The reality of the aging eye is one of reduced vision, sensitivity to the sun, reduced visual acuity at night and in poor lighting conditions, tearing, and from time-to-time discharge. Simply put, we can’t see as well as we once could. In addition to these natural aspects of the aging process our risk of visual disease also increases. Symptoms like sudden vision changes, flashes of light and dry eye are often our first indications of a problem, a problem we shouldn’t ignore. We can hope it will go away on its own or that it will get better with time but unfortunately this becomes less and less likely the older we get. Your age, family history, related diseases (ie: diabetes), even the colour of your eyes can all play a factor in your long-term ocular health and regular eye exams are highly recommended for early diagnosis of visual disease.

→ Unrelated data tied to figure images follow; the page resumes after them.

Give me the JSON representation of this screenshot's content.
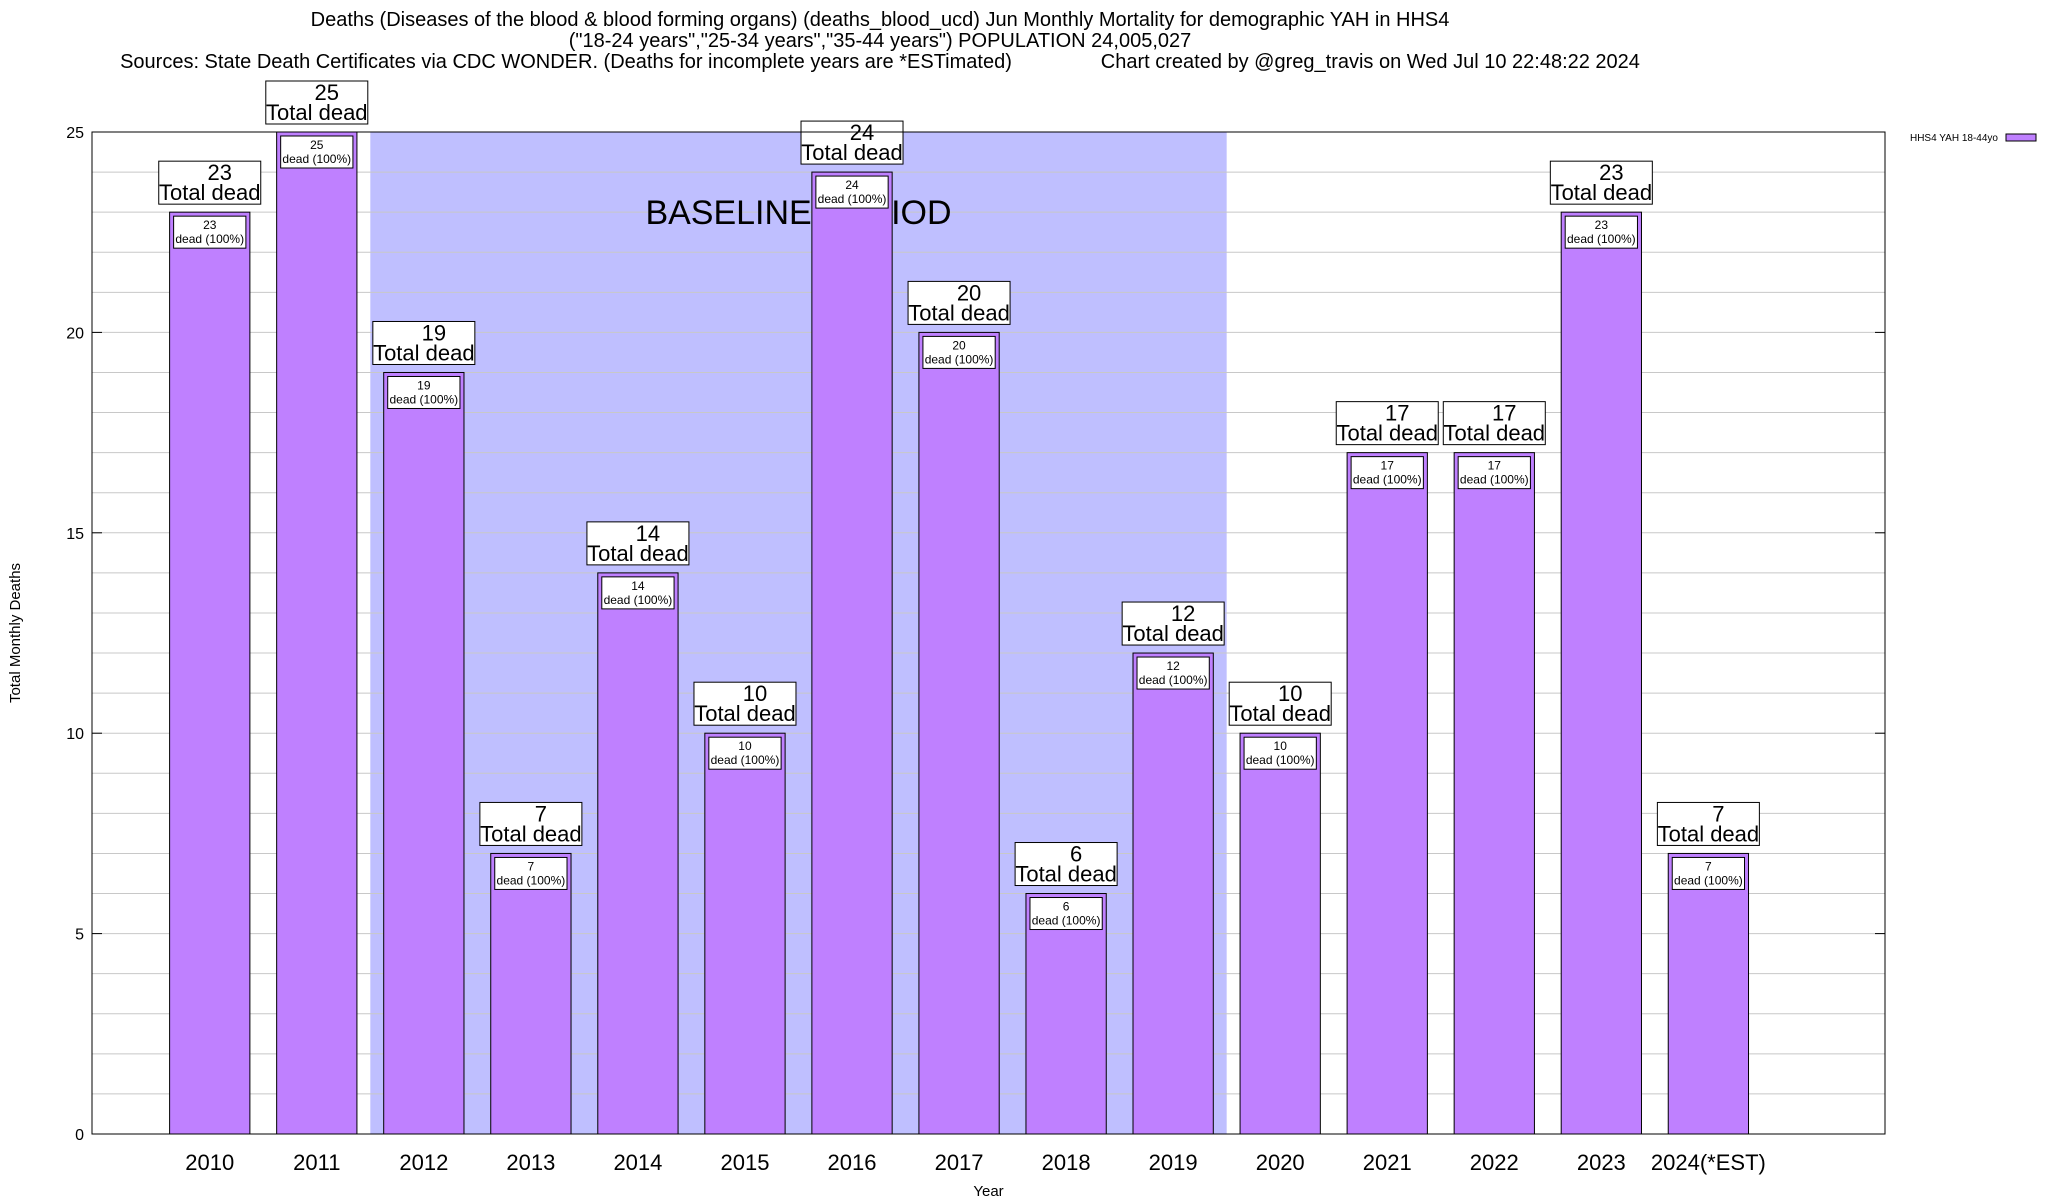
{
  "chart_data": {
    "type": "bar",
    "title_lines": [
      "Deaths (Diseases of the blood & blood forming organs) (deaths_blood_ucd) Jun Monthly Mortality for demographic YAH in HHS4",
      "(\"18-24 years\",\"25-34 years\",\"35-44 years\") POPULATION 24,005,027",
      "Sources: State Death Certificates via CDC WONDER. (Deaths for incomplete years are *ESTimated)                Chart created by @greg_travis on Wed Jul 10 22:48:22 2024"
    ],
    "xlabel": "Year",
    "ylabel": "Total Monthly Deaths",
    "ylim": [
      0,
      25
    ],
    "yticks": [
      0,
      5,
      10,
      15,
      20,
      25
    ],
    "categories": [
      "2010",
      "2011",
      "2012",
      "2013",
      "2014",
      "2015",
      "2016",
      "2017",
      "2018",
      "2019",
      "2020",
      "2021",
      "2022",
      "2023",
      "2024(*EST)"
    ],
    "series": [
      {
        "name": "HHS4 YAH 18-44yo",
        "color": "#bf80ff",
        "values": [
          23,
          25,
          19,
          7,
          14,
          10,
          24,
          20,
          6,
          12,
          10,
          17,
          17,
          23,
          7
        ]
      }
    ],
    "bar_label_small": "dead (100%)",
    "bar_label_big": "Total dead",
    "baseline": {
      "label": "BASELINE PERIOD",
      "start": "2012",
      "end": "2019",
      "color": "#bfbfff"
    },
    "grid": true,
    "legend_position": "top-right"
  }
}
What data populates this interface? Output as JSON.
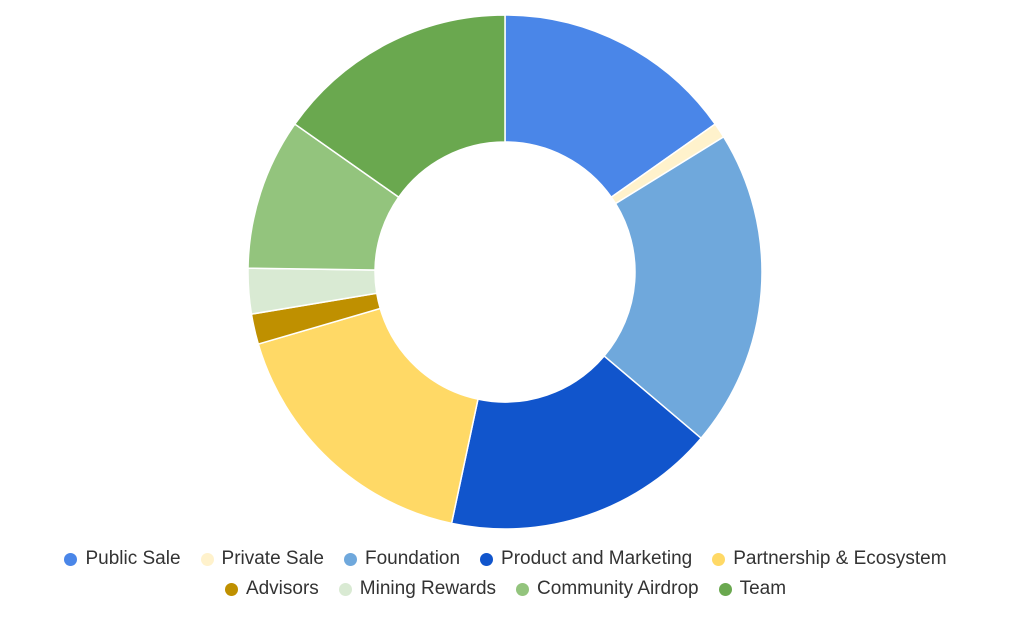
{
  "chart_data": {
    "type": "pie",
    "donut": true,
    "legend_position": "bottom",
    "slices": [
      {
        "label": "Public Sale",
        "value": 16,
        "color": "#4a86e8"
      },
      {
        "label": "Private Sale",
        "value": 1,
        "color": "#fff2cc"
      },
      {
        "label": "Foundation",
        "value": 21,
        "color": "#6fa8dc"
      },
      {
        "label": "Product and Marketing",
        "value": 18,
        "color": "#1155cc"
      },
      {
        "label": "Partnership & Ecosystem",
        "value": 18,
        "color": "#ffd966"
      },
      {
        "label": "Advisors",
        "value": 2,
        "color": "#bf9000"
      },
      {
        "label": "Mining Rewards",
        "value": 3,
        "color": "#d9ead3"
      },
      {
        "label": "Community Airdrop",
        "value": 10,
        "color": "#93c47d"
      },
      {
        "label": "Team",
        "value": 16,
        "color": "#6aa84f"
      }
    ]
  }
}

And if the natural effects of aging on your eyes aren’t enough, there are some additional conditions that can strike with age. Some of the more common ones include:
- Presbyopia – Simply the very normal loss of near visual acuity that comes with age as our eyes loose their elasticity and ability to focus up close. This process begins as we pass 40 and results in the need for reading glasses or multi-focal lenses.
- Glaucoma – Often associated with a buildup of intraocular pressure that causes damage to the optic nerve resulting in loss of vision or blindness. It is the leading cause of irreversible blindness worldwide, but when caught early most cases can be controlled.
- Cataracts – A clouding of the normally clear lens found within your eye that leads to decreased vision. They often develop slowly causing blurred vision, faded colours, and poor night vision as the lens becomes more and more opaque. Cataracts are very common and are routinely corrected with surgery.
- Macular Degeneration – A deterioration of the macula, the structure responsible for crisp, central vision. This degenerative condition presents with blurred vision, decreased visual acuity, sensitivity to glare, and loss of central vision and eventual blindness.
With all this comes a new reality of vision, a reality that can be combatted with innovation, treatment and technology. Lubricating drops that help rebuild the aging tear film increase contact lens comfort and help many contact lens wearers continue wearing them much later than they once could. Multifocal contact lenses offer discreet reading solutions for many, while new progressive lens designs that are customized to individual needs restore the ability to read and function in all manner of situations. Low vision aids from simple magnifiers to electronic devices help even those with the most severe vision loss to maintain their independence. A Licensed Optician is trained to help you determine and identify your visual needs, and is able to advise and design the most effective solutions to meet those needs.
And for those of you not at that magic age, remember, it’s coming. It’s never too soon to engage in prevention. Simple things like the use of UV protected sunglasses when you’re outside may reduce your risk of cataract development later. Blue-filtered lenses for those long hours on the computer may help reduce your risk of macular degeneration. And most important of all: regular eye examinations. They don’t just provide you with a prescription they also check the health of your eye and can often catch things before you become aware of them.